Steffler is a deep dweller. He plumbs the depths of emotions, tells us the self is no more and no less than an organism recoiling in fear of the unknown or leaping with irresistible attraction towards the familiar. And that it’s corollary is also true. He says, “perhaps emotion is the oldest knowledge.” Instinctive knowledge, he calls it. And instinctively I know what makes a poem a poem and how the exuberance of language ends up on the page. Forty-one pages, in Steffler’s case. Forty-one “colour-thoughts.” Wild, emotional knowledge. Therein lies “our deepest registry,” he says. Poets go there, into the wilderness, and come back restored. Rejuvenated. In his own words, “emotions are the whole body working as mind.” I can live with that.
Poets are mad. They have to be to put emotional knowledge and language to use on the very same page. The results can be surprisingly unpredictable and terribly surprising. But poets are freed by the page since “the page can offer a taste of wilderness, a semblance of what it is, without going outside.”
Ultimately, this is a book about the raw experience of writing and of one writer’s experience with writing. It is about language and wilderness and how they merge on the page. It is also about being human, in a mindful way. As I burrowed deeper and deeper into this book, these meditations became my meditations and, thanks to Steffler, I recognized in a very fundamental way that what makes me a poet is what makes me human.
John Steffler is the author of six books of poetry, including The Grey Islands, That Night We Were Ravenous, and Lookout, which was shorlisted for the Griffin Prize.

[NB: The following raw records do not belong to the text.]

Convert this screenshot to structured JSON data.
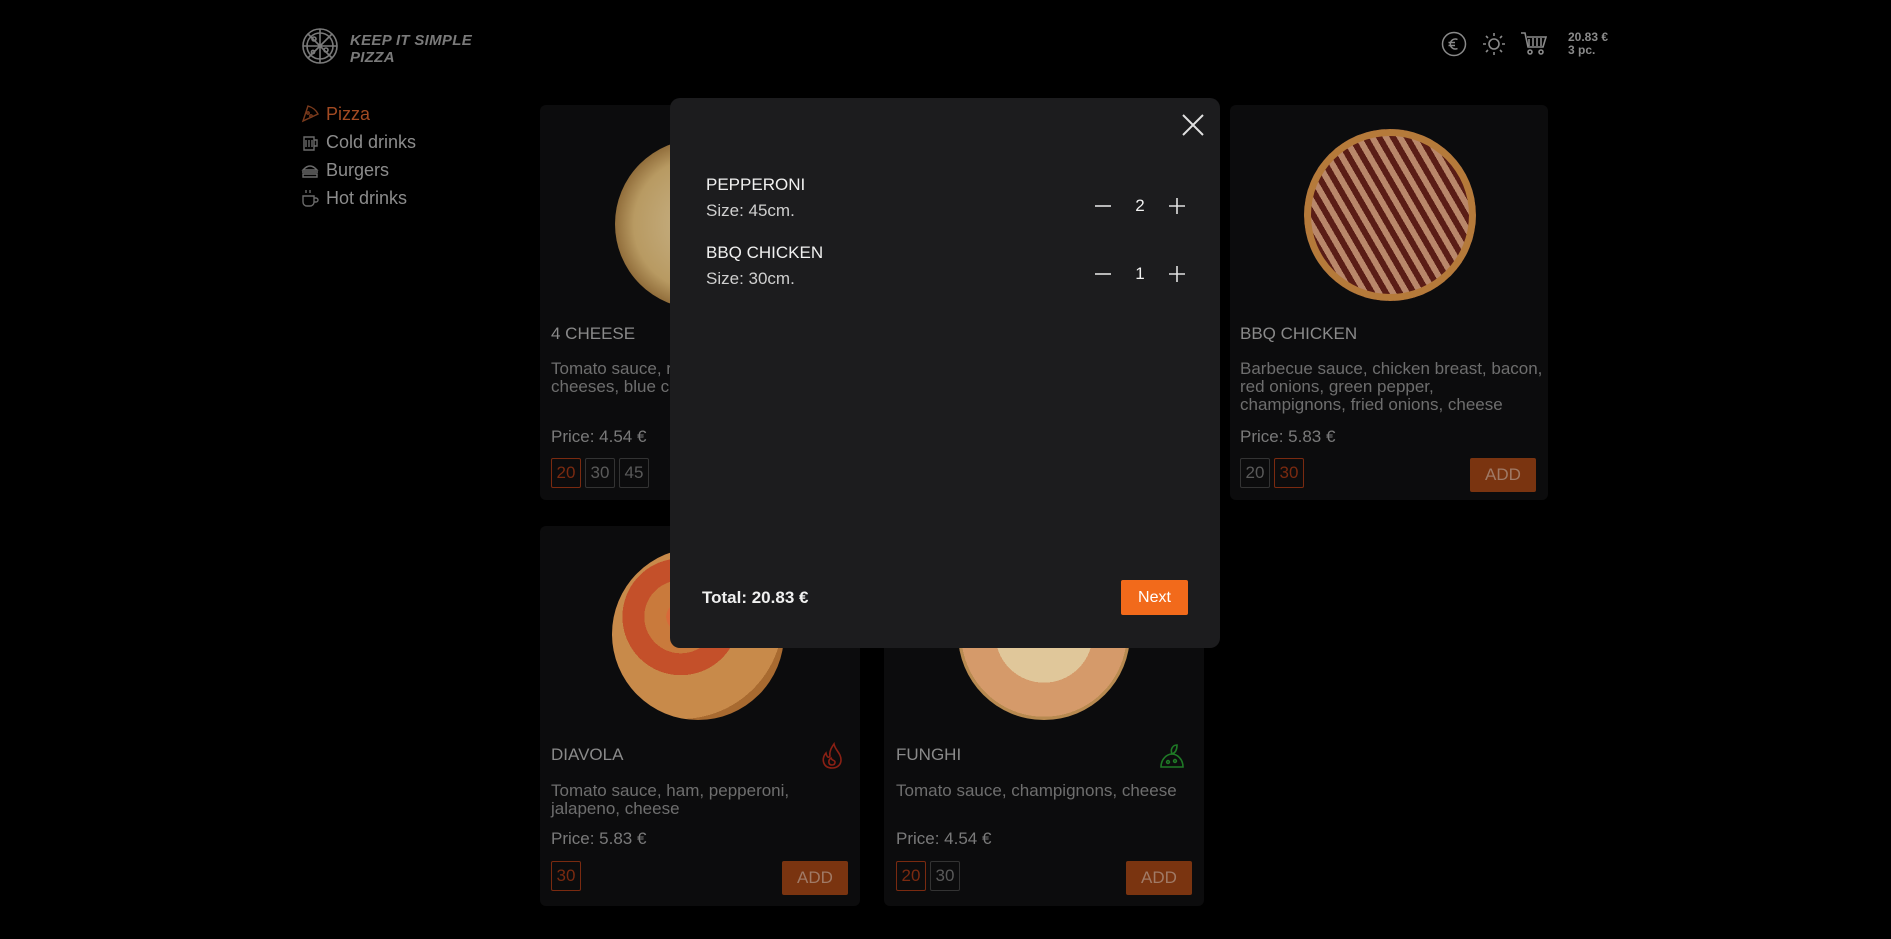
{
  "header": {
    "logo_line1": "KEEP IT SIMPLE",
    "logo_line2": "PIZZA",
    "cart_total": "20.83 €",
    "cart_count": "3 pc."
  },
  "sidebar": {
    "items": [
      {
        "label": "Pizza",
        "icon": "pizza-slice-icon",
        "active": true
      },
      {
        "label": "Cold drinks",
        "icon": "cold-drink-icon",
        "active": false
      },
      {
        "label": "Burgers",
        "icon": "burger-icon",
        "active": false
      },
      {
        "label": "Hot drinks",
        "icon": "hot-drink-icon",
        "active": false
      }
    ]
  },
  "cards": [
    {
      "title": "4 CHEESE",
      "desc1": "Tomato sauce, r",
      "desc2": "cheeses, blue ch",
      "price": "Price: 4.54 €",
      "sizes": [
        "20",
        "30",
        "45"
      ],
      "selected_size": "20"
    },
    {
      "title": "BBQ CHICKEN",
      "desc1": "Barbecue sauce, chicken breast, bacon,",
      "desc2": "red onions, green pepper,",
      "desc3": "champignons, fried onions, cheese",
      "price": "Price: 5.83 €",
      "sizes": [
        "20",
        "30"
      ],
      "selected_size": "30",
      "add_label": "ADD"
    },
    {
      "title": "DIAVOLA",
      "desc1": "Tomato sauce, ham, pepperoni,",
      "desc2": "jalapeno, cheese",
      "price": "Price: 5.83 €",
      "sizes": [
        "30"
      ],
      "selected_size": "30",
      "add_label": "ADD",
      "badge": "spicy-icon"
    },
    {
      "title": "FUNGHI",
      "desc1": "Tomato sauce, champignons, cheese",
      "price": "Price: 4.54 €",
      "sizes": [
        "20",
        "30"
      ],
      "selected_size": "20",
      "add_label": "ADD",
      "badge": "vegetarian-icon"
    }
  ],
  "modal": {
    "items": [
      {
        "name": "PEPPERONI",
        "size": "Size: 45cm.",
        "qty": "2"
      },
      {
        "name": "BBQ CHICKEN",
        "size": "Size: 30cm.",
        "qty": "1"
      }
    ],
    "total": "Total: 20.83 €",
    "next_label": "Next"
  },
  "colors": {
    "accent": "#f26a1b",
    "active_nav": "#a24a22",
    "modal_bg": "#1c1c1e"
  }
}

His novel The Afterlife of George Cartwright won the Smithbooks/Books in Canada First Novel Award and the Thomas Raddall Atlantic Fiction Award. From 2006 to 2009 he was Parliamentary Poet Laureate of Canada. John lives in Winnipeg, MB.

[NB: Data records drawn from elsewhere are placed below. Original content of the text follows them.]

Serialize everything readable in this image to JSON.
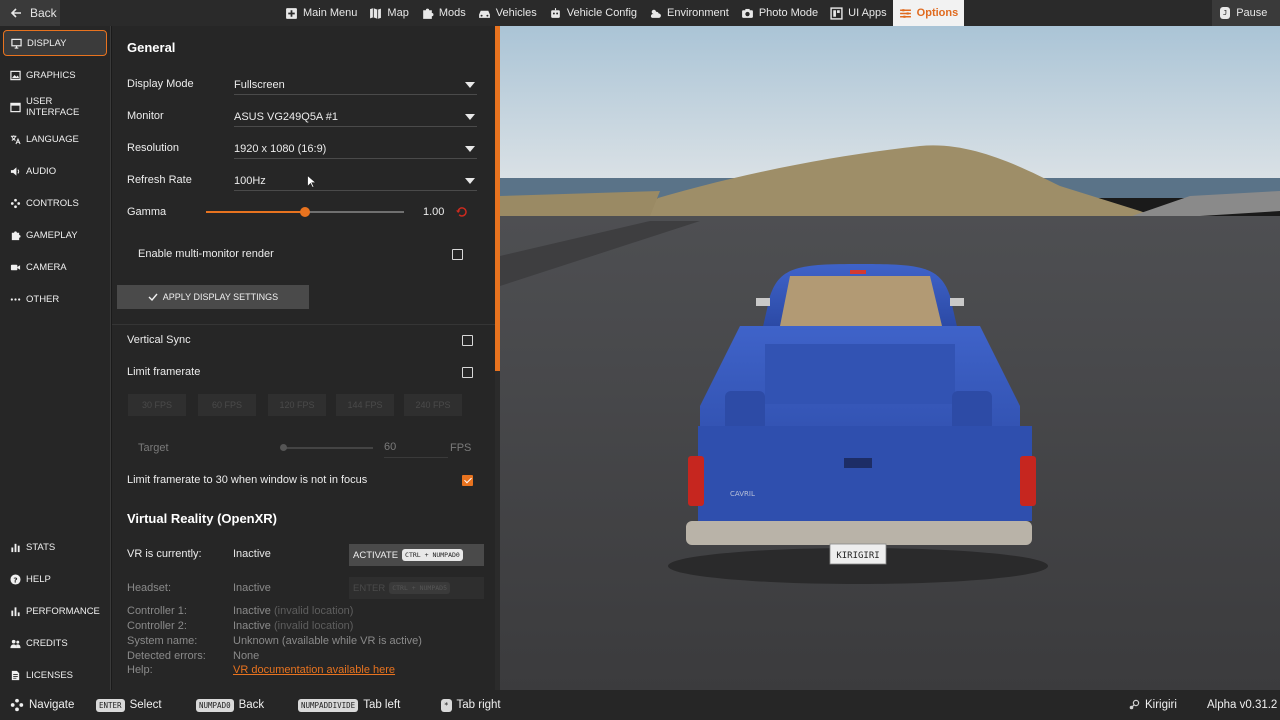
{
  "topbar": {
    "back_label": "Back",
    "tabs": [
      {
        "label": "Main Menu",
        "icon": "grid-icon"
      },
      {
        "label": "Map",
        "icon": "map-icon"
      },
      {
        "label": "Mods",
        "icon": "puzzle-icon"
      },
      {
        "label": "Vehicles",
        "icon": "car-icon"
      },
      {
        "label": "Vehicle Config",
        "icon": "robot-icon"
      },
      {
        "label": "Environment",
        "icon": "weather-icon"
      },
      {
        "label": "Photo Mode",
        "icon": "camera-icon"
      },
      {
        "label": "UI Apps",
        "icon": "apps-icon"
      },
      {
        "label": "Options",
        "icon": "sliders-icon",
        "active": true
      }
    ],
    "pause_key": "J",
    "pause_label": "Pause"
  },
  "sidebar": {
    "top_items": [
      {
        "label": "DISPLAY",
        "icon": "monitor-icon",
        "active": true
      },
      {
        "label": "GRAPHICS",
        "icon": "image-icon"
      },
      {
        "label": "USER INTERFACE",
        "icon": "window-icon"
      },
      {
        "label": "LANGUAGE",
        "icon": "translate-icon"
      },
      {
        "label": "AUDIO",
        "icon": "speaker-icon"
      },
      {
        "label": "CONTROLS",
        "icon": "gamepad-icon"
      },
      {
        "label": "GAMEPLAY",
        "icon": "puzzle-icon"
      },
      {
        "label": "CAMERA",
        "icon": "video-camera-icon"
      },
      {
        "label": "OTHER",
        "icon": "dots-icon"
      }
    ],
    "bottom_items": [
      {
        "label": "STATS",
        "icon": "bar-chart-icon"
      },
      {
        "label": "HELP",
        "icon": "help-icon"
      },
      {
        "label": "PERFORMANCE",
        "icon": "performance-icon"
      },
      {
        "label": "CREDITS",
        "icon": "people-icon"
      },
      {
        "label": "LICENSES",
        "icon": "document-icon"
      }
    ]
  },
  "general": {
    "title": "General",
    "display_mode": {
      "label": "Display Mode",
      "value": "Fullscreen"
    },
    "monitor": {
      "label": "Monitor",
      "value": "ASUS VG249Q5A #1"
    },
    "resolution": {
      "label": "Resolution",
      "value": "1920 x 1080 (16:9)"
    },
    "refresh_rate": {
      "label": "Refresh Rate",
      "value": "100Hz"
    },
    "gamma": {
      "label": "Gamma",
      "value": "1.00",
      "fraction": 0.5
    },
    "multi_monitor": {
      "label": "Enable multi-monitor render",
      "checked": false
    },
    "apply_label": "APPLY DISPLAY SETTINGS",
    "vsync": {
      "label": "Vertical Sync",
      "checked": false
    },
    "limit_framerate": {
      "label": "Limit framerate",
      "checked": false
    },
    "fps_presets": [
      "30 FPS",
      "60 FPS",
      "120 FPS",
      "144 FPS",
      "240 FPS"
    ],
    "target": {
      "label": "Target",
      "value": "60",
      "unit": "FPS",
      "fraction": 0.0
    },
    "limit_unfocused": {
      "label": "Limit framerate to 30 when window is not in focus",
      "checked": true
    }
  },
  "vr": {
    "title": "Virtual Reality (OpenXR)",
    "status_label": "VR is currently:",
    "status_value": "Inactive",
    "activate_label": "ACTIVATE",
    "activate_key": "CTRL + NUMPAD0",
    "headset_label": "Headset:",
    "headset_value": "Inactive",
    "enter_label": "ENTER",
    "enter_key": "CTRL + NUMPAD5",
    "controller1_label": "Controller 1:",
    "controller1_value": "Inactive",
    "controller1_note": "(invalid location)",
    "controller2_label": "Controller 2:",
    "controller2_value": "Inactive",
    "controller2_note": "(invalid location)",
    "system_label": "System name:",
    "system_value": "Unknown (available while VR is active)",
    "errors_label": "Detected errors:",
    "errors_value": "None",
    "help_label": "Help:",
    "help_link": "VR documentation available here"
  },
  "scene": {
    "plate": "KIRIGIRI",
    "badge": "CAVRIL"
  },
  "bottombar": {
    "navigate_label": "Navigate",
    "select_key": "ENTER",
    "select_label": "Select",
    "back_key": "NUMPAD0",
    "back_label": "Back",
    "tableft_key": "NUMPADDIVIDE",
    "tableft_label": "Tab left",
    "tabright_key": "*",
    "tabright_label": "Tab right",
    "user": "Kirigiri",
    "version": "Alpha v0.31.2"
  }
}
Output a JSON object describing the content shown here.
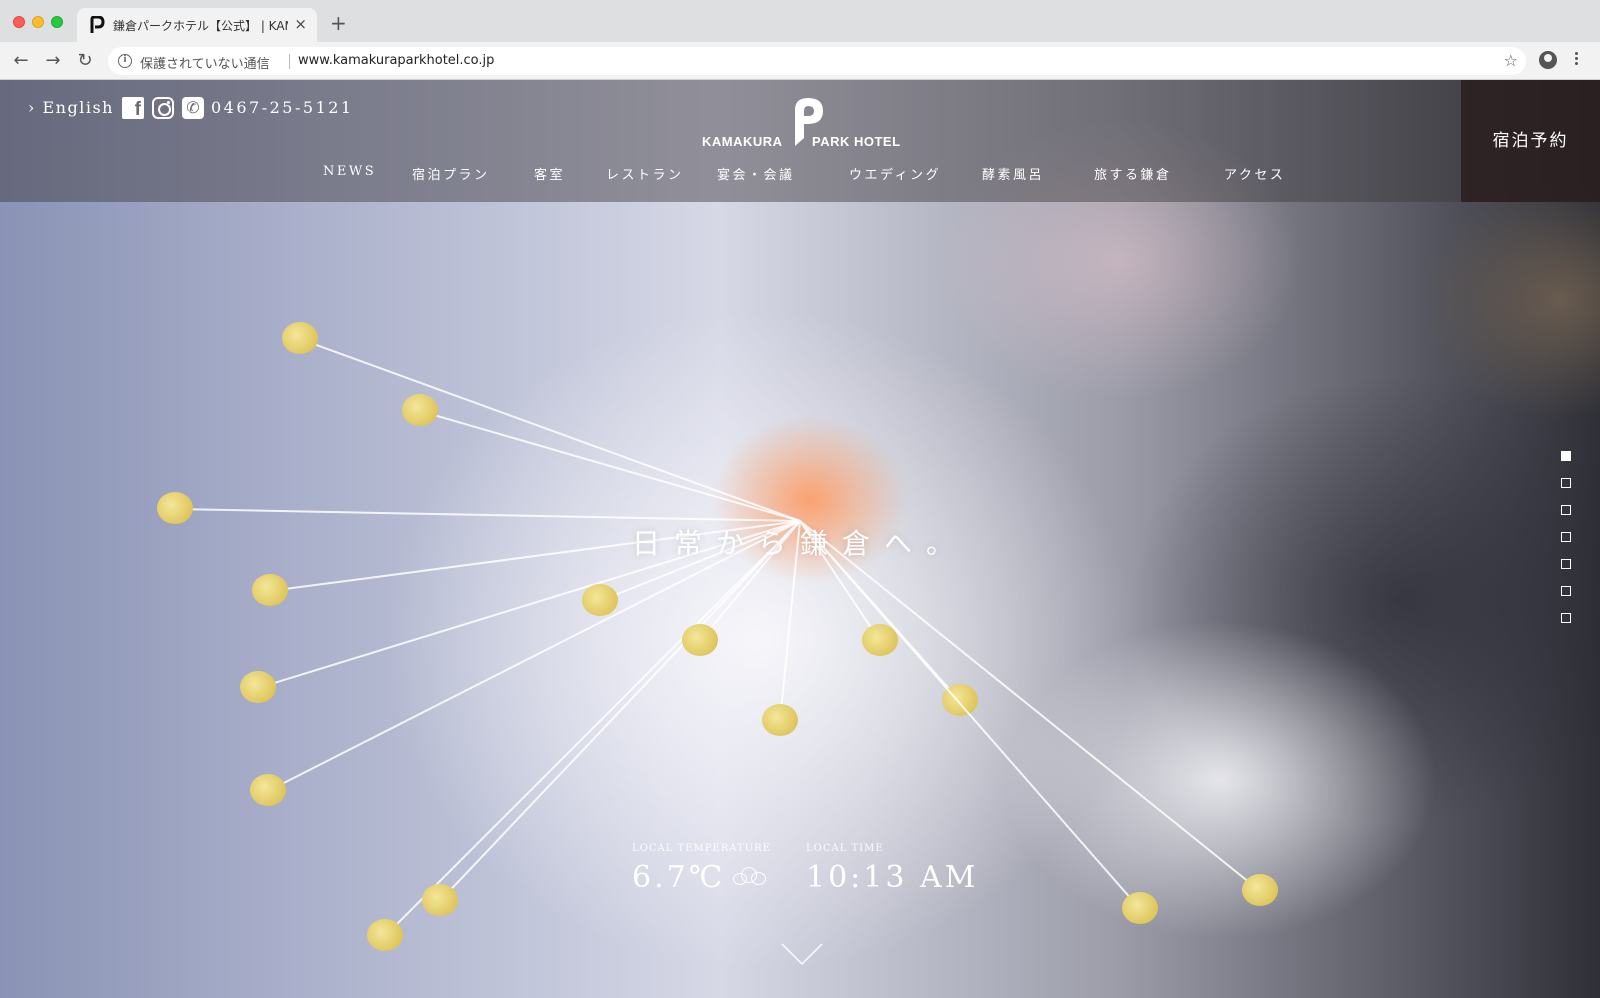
{
  "browser": {
    "tab_title": "鎌倉パークホテル【公式】 | KAMAKURA PARK HOTEL",
    "tab_close": "×",
    "new_tab": "+",
    "security_label": "保護されていない通信",
    "url": "www.kamakuraparkhotel.co.jp",
    "back": "←",
    "forward": "→",
    "reload": "↻",
    "star": "☆"
  },
  "header": {
    "lang_link": "› English",
    "phone": "0467-25-5121",
    "logo_left": "KAMAKURA",
    "logo_right": "PARK HOTEL",
    "reserve_label": "宿泊予約",
    "nav": [
      {
        "label": "NEWS"
      },
      {
        "label": "宿泊プラン"
      },
      {
        "label": "客室"
      },
      {
        "label": "レストラン"
      },
      {
        "label": "宴会・会議"
      },
      {
        "label": "ウエディング"
      },
      {
        "label": "酵素風呂"
      },
      {
        "label": "旅する鎌倉"
      },
      {
        "label": "アクセス"
      }
    ]
  },
  "hero": {
    "catchphrase": "日常から鎌倉へ。",
    "slides_total": 7,
    "active_slide": 1
  },
  "weather": {
    "temp_label": "LOCAL TEMPERATURE",
    "temp_value": "6.7℃",
    "time_label": "LOCAL TIME",
    "time_value": "10:13 AM",
    "condition_icon": "cloud-icon"
  },
  "colors": {
    "header_overlay": "#3c373c",
    "reserve_bg": "#281c1c",
    "text": "#ffffff"
  }
}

Antony Di Nardo is the author of five books of poetry, most recently, GONE MISSNG (Hidden Brook Press), which was released in 2020. His long poem “May June July” was winner of the Gwendolyn MacEwen Poetry Prize for 2017 and was nominated for a National Magazine Award. His other books are SKYLIGHT (Ronsdale Press), Roaming Charges (Brick Books), Alien, Correspondent (Brick Books) and Soul on Standby (Exile Editions). His work appears in various anthologies, has been translated into several languages, and can be found in journals across Canada and internationally. Born in Montreal, he divides his time between Cobourg, Ontario and Sutton, Quebec.